Much as they are envied and unappreciated largely owing to the misconduct of some of their reckless colleagues, two very demanding qualities of men on the bench are discretion and sacrifice. Without judges, anarchy portends. Yet, unlike other folks in society, judges, ideally, are more of recluses compared to fellow citizens. Yet, judges, no matter how discreet, may not entirely escape the fall-out of everyday life of their spouses and offspring.

This seemed to have been the lot of the erstwhile president of the Presidential Election Petition Tribunal, Justice Zainab Bulkachuwa, who had to withdraw following protests raised on her possible impartiality by counsel of the petitioner, former Vice President Atiku Abubakar. Remarkably, Justice Bulkachuwa withdrew not because the fear of impartiality against her was sustained. Indeed, the panel dismissed the allegation of possible political bias on account of being married to a senator elected on the platform of the All Progressives Congress, Muhammed Bulkachuwa.

Whichever way the ruling went, there was bound to be controversy. Justice Bulkachuwa, therefore, had to voluntarily withdraw so that justice would be seen to have been done. That was meritorious. At their level, especially in these days of a tainted judiciary, such judges do not emerge easily. And there was no way Justice Bulkachuwa could have remained on the panel without playing into the hands of malicious critics. On the other hand, the judge’s withdrawal has enhanced the potential credibility of the tribunal.
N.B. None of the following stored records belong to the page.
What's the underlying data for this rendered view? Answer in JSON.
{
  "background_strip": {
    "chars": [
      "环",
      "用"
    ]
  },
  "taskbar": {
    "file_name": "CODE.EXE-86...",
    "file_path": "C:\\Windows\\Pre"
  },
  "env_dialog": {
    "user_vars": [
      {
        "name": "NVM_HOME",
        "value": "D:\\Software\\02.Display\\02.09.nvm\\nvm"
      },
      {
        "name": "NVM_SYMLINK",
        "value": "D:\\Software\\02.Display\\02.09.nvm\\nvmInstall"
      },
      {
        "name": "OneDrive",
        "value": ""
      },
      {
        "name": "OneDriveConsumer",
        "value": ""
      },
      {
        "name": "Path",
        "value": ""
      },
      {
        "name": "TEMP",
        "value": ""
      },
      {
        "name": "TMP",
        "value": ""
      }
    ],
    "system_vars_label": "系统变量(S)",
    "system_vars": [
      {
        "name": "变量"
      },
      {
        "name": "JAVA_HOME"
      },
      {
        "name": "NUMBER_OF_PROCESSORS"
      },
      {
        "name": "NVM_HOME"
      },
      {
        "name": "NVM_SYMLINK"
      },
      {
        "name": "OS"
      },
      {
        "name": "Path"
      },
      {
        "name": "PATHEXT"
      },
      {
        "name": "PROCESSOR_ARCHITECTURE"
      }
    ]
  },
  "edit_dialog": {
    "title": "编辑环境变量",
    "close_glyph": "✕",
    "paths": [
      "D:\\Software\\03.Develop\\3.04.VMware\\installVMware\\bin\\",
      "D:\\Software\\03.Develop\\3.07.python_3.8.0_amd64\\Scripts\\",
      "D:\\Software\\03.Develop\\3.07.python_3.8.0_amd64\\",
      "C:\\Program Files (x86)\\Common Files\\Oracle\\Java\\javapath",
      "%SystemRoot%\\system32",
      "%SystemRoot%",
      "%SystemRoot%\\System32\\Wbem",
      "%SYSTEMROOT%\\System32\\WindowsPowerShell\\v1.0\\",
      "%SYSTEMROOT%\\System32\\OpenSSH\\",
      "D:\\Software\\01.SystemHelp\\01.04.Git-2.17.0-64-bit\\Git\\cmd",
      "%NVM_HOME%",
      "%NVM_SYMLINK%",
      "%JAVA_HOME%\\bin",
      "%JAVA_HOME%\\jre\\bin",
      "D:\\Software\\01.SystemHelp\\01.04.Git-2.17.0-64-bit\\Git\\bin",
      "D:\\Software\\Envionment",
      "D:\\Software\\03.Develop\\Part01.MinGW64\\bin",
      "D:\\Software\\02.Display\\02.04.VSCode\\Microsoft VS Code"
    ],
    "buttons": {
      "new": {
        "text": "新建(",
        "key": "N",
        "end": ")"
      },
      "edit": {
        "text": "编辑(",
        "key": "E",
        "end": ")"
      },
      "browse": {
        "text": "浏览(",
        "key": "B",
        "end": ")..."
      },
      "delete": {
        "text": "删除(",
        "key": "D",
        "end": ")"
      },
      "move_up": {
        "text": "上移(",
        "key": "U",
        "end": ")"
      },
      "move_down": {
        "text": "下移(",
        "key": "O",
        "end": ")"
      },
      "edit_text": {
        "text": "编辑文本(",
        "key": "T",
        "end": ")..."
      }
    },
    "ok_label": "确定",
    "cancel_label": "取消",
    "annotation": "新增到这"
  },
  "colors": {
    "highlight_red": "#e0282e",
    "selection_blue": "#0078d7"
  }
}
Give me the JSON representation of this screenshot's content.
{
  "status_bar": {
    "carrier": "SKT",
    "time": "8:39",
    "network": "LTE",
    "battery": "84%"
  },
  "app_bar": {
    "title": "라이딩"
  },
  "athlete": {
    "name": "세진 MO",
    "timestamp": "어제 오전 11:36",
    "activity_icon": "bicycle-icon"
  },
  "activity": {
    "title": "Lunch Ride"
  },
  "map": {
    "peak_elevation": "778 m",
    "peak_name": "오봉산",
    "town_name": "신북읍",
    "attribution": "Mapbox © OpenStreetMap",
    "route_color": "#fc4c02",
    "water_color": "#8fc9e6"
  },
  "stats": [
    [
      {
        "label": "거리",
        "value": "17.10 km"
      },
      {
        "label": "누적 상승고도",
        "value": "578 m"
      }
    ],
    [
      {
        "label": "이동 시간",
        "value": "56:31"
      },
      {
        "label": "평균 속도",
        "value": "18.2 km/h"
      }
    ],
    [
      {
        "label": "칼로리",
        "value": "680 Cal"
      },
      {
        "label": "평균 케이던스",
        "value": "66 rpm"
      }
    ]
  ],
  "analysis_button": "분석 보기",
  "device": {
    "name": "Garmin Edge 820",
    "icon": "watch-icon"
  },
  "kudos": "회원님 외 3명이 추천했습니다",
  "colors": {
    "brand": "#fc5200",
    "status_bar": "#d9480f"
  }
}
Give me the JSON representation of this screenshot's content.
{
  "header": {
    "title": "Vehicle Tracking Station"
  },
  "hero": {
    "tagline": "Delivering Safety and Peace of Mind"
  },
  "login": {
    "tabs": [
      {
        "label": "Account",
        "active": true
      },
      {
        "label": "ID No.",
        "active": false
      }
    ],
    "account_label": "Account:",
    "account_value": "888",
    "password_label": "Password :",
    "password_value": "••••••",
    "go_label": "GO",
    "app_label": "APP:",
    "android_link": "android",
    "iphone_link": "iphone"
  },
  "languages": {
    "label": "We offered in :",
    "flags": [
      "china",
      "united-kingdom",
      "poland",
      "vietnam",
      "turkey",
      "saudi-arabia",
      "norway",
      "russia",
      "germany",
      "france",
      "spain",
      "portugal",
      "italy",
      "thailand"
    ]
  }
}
The ruling of the tribunal itself is monumental. At the appropriate or chosen time in life, a judge must get married, a human obligation or desire, which is neither an offence nor an indiscretion. The danger now is that, henceforth, judges finding themselves in Justice Bulkachuwa’s shoes will be vulnerable to such naturally circumstantial protests. Lawyers call such citation authority.

Yet, no judges of whatever gender could ever foresee the involvement of spouses or offspring in undertakings capable of raising doubts on their integrity during their career.

Was it wrong for the petitioner’s counsel to have raised the controversial objection? Surely not. It is a standard, if convenient, practice in litigations in any genuine democracy. Once the matter is raised and determined as in the instant case, the door closes against prospects of whingeing after the verdict. On this sensitive issue, justice has been dispensed without fear or favour. Justice Bulkachuwa has helped the situation by asserting her discretion. After all, following the dismissal of the allegation, she could have continued presiding over the trial of the election petition.

There was this other angle. A matter of trust was raised and instantly dealt with, while the judge voluntarily withdrew even without any fault on her side. Suppose Justice Bulkachuwa stayed on, flaunting her innocence inherent in the ruling, the Judge would have distracted public attention on himself, away from the trial of the election petition proper. In that situation, the election petition trial might have been prejudiced by irresponsible comments. We must not underestimate the importance of the election petition.

Should the spouse of a serving judge refrain from participation in politics? That is at some stage unrealistic. However, ordinarily, discretion should have been better exercised. No judge will ever taint himself or allow himself to be tainted deliberately by political partisanship from any quarters but the same judge, as in this case, cannot escape being eventually rightly or wrongly faulted even if conveniently for the real or imagined conduct of his spouse, ironically in the exercise of the spouse’s fundamental human rights assured under Nigerian Constitution to associate or hold or express views on and for politics.

When such a situation arises, necessary sacrifice must be made as Justice Bulkachuwa has done for Nigeria.

Meanwhile, the overall lesson must not be lost, especially the family of judges. Whatever company they keep, however they conduct themselves, whatever views they hold privately or publicly do not end with them. Innocently waiting as victims or beneficiaries are the judges themselves as Justice Bulkachuwa would testify.